I’m the author of this PR.
This PR is an implementation of the design from https://webkit.org/blog/7846/concurrent-javascript-it-can-wo.... I think it would be really cool if JavaScript had true shared object multi-threading without compromises (SharedArrayBuffer, postMessage are not that). If we had both threads and structs, it’s likely the TypeScript compiler would never have needed to be rewritten in Go.
The title should be changed to clarify that it’s a PR to Bun’s JavaScriptCore fork and not the upstream WebKit.
This PR is scarier to merge than Bun’s Rust rewrite PR. There are a good number of benchmarks/stress tests, unit tests, and also TSAN runs and security scanner runs, but this is a more complex change than the Rust rewrite (yes, really). I’m also worried about syncing with upstream - today the “fork” is mostly a bunch of patches, but with this PR, changes to the JIT need to be reviewed for behavior when multiple threads are in use. Our best bet for this to move forward is figuring out a way for some constrained version to be upstreamed into WebKit proper, if that makes sense and if they’re interested.
And yes, the PR description is entirely Claude.
I've seen the Bun Zig->Rust MR a few weeks ago when it was current.

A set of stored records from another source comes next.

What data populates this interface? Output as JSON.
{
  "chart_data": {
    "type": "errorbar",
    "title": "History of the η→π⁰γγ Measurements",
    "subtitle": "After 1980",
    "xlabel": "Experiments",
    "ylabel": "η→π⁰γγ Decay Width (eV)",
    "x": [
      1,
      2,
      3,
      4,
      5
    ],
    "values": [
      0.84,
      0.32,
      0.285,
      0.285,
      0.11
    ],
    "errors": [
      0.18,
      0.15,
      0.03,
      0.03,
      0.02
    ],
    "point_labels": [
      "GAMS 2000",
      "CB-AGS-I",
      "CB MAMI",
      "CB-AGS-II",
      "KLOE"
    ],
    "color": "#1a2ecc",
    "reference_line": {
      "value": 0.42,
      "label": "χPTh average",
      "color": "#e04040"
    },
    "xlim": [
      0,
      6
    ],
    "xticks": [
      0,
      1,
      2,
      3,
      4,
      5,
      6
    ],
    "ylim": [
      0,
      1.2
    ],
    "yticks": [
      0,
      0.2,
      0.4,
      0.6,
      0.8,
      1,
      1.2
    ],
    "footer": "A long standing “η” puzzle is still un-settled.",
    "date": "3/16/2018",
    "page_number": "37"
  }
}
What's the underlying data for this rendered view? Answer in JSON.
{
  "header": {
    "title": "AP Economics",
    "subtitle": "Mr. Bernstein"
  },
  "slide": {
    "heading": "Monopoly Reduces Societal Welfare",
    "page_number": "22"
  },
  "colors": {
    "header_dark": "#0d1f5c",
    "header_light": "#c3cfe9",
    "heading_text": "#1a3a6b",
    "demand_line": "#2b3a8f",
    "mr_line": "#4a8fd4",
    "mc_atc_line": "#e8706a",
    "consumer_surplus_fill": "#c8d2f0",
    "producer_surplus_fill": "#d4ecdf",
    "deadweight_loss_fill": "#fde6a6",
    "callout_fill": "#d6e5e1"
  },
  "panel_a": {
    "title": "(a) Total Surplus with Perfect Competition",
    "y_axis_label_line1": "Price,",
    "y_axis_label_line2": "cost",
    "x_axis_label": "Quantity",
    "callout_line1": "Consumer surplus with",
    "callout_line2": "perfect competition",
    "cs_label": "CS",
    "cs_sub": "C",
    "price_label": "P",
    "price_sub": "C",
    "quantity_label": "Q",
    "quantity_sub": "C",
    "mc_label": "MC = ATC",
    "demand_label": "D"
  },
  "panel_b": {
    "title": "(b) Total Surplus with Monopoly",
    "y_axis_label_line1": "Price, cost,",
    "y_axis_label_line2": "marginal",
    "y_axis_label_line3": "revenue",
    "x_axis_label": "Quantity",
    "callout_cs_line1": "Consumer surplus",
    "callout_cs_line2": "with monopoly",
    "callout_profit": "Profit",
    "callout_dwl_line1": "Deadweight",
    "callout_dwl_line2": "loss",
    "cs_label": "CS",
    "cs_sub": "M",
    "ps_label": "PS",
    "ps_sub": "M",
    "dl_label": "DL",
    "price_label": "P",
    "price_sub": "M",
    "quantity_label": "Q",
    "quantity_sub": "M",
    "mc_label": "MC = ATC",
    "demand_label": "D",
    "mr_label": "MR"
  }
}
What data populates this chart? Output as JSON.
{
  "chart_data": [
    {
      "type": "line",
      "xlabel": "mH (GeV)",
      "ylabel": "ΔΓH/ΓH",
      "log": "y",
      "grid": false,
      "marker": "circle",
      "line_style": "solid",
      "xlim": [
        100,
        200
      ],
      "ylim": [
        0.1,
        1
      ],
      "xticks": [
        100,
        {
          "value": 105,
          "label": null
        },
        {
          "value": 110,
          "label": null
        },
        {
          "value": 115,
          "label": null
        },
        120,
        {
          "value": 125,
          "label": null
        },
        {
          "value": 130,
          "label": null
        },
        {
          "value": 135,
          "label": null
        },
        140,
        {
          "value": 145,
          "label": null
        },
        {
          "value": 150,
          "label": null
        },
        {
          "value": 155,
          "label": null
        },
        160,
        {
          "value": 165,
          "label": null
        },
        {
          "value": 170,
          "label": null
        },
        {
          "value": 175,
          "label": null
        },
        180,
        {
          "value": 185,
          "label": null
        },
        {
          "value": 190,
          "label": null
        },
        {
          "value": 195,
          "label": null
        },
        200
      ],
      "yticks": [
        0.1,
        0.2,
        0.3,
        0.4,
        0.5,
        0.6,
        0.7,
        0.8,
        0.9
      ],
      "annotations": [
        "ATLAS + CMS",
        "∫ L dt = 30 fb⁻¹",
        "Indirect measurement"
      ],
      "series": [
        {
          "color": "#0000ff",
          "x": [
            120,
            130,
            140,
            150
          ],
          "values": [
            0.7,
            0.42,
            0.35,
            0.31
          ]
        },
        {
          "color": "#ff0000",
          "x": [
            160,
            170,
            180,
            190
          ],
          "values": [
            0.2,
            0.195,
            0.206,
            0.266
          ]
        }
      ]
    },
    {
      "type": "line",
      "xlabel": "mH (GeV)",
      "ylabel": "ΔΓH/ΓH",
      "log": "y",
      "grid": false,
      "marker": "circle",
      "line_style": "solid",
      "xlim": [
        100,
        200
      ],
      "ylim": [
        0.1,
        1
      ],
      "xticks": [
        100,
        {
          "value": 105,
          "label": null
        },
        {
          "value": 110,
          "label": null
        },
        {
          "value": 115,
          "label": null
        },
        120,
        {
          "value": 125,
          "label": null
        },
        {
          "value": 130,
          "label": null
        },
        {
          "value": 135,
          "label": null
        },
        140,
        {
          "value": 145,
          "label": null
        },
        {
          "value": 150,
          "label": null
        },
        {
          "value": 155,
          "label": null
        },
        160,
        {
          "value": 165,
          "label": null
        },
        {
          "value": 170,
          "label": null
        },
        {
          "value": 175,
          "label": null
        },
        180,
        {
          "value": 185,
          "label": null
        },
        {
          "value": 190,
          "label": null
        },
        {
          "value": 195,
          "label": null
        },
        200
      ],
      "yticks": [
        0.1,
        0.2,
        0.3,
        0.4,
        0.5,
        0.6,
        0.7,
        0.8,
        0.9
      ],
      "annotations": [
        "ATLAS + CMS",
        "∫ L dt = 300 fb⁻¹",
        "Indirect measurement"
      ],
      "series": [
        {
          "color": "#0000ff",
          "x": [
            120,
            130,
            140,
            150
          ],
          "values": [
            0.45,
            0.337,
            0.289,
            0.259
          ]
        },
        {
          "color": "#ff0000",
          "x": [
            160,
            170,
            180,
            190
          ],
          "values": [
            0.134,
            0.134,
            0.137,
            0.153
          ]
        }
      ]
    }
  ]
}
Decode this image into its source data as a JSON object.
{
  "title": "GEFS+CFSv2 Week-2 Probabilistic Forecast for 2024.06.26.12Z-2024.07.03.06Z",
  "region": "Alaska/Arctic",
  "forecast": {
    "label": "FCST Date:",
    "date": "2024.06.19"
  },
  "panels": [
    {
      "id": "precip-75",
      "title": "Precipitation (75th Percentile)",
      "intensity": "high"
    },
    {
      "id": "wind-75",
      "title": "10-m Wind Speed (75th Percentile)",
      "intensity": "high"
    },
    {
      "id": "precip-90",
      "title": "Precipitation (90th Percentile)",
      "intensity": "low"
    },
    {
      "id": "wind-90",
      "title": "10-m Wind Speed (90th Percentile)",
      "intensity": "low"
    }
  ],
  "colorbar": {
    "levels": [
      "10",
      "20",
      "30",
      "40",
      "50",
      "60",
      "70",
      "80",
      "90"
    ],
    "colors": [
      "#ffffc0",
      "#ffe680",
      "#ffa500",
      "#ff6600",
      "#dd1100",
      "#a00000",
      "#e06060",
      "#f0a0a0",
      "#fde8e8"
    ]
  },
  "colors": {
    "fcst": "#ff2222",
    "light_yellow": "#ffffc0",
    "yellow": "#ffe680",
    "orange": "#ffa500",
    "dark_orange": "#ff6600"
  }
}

Now I'm seeing this, and I have to ask, since you're here:
Is there no way to make this changeset smaller?
At work, I've usually written large patches. I used to be worse at it. I was mentored out of it, and while I still like my patches to be complete, I balance that with the available bandwidth of the team and what the team can reasonably actually process.
For perspective, my "large patches" were PRs on the order of 10-12kLOC for relatively big features. I consider those to be on the upper end of what is reasonably reviewable by a small, non-dedicated team, and towards the upper limit of the kind of PR where I can speak for nearly every line of code, what it does, and why it's there.
On the other hand, now, LLMs are part of the equation, and they can (and often do) write code in insane volumes. They arguably tend towards extreme verbosity, without even talking about docs/markdown files. While LLMs are part of the workflow, my company, and those my friends work at, have all instituted policies of the developer attaching their name to the code ultimately being responsible for the output (which IMO is a lazy strategy, but I can't think of a much better one under the circumstances).
I cannot, personally, fathom how you can stand behind a single changeset spanning 2000 files and a quarter-million lines of diff. Do you consider this sustainable?
At this point the code bases are very quickly getting away from us in the open source community and even in proprietary code bases, and these are important code bases. Often very complex, often legacy. Who ultimately still owns these? Who's really going to be accountable if things go wrong?
I ran your proposed changes by TC39 and their initial reaction was simply "no".
Is Bun the new IE6, then?
While you're here, what's the status of the Rust rewrite and that blog post you promised to write?
If the goal of this change is to:
>mostly share read-heavy graphs and coordinate through a few hot objects, which is what Lock/Atomics are for.
Then it is a clear overkill to me. I’d rather built an in-memory DB on top of shared array buffer. Would work almost as good as an object graph but does not require a full system overhaul.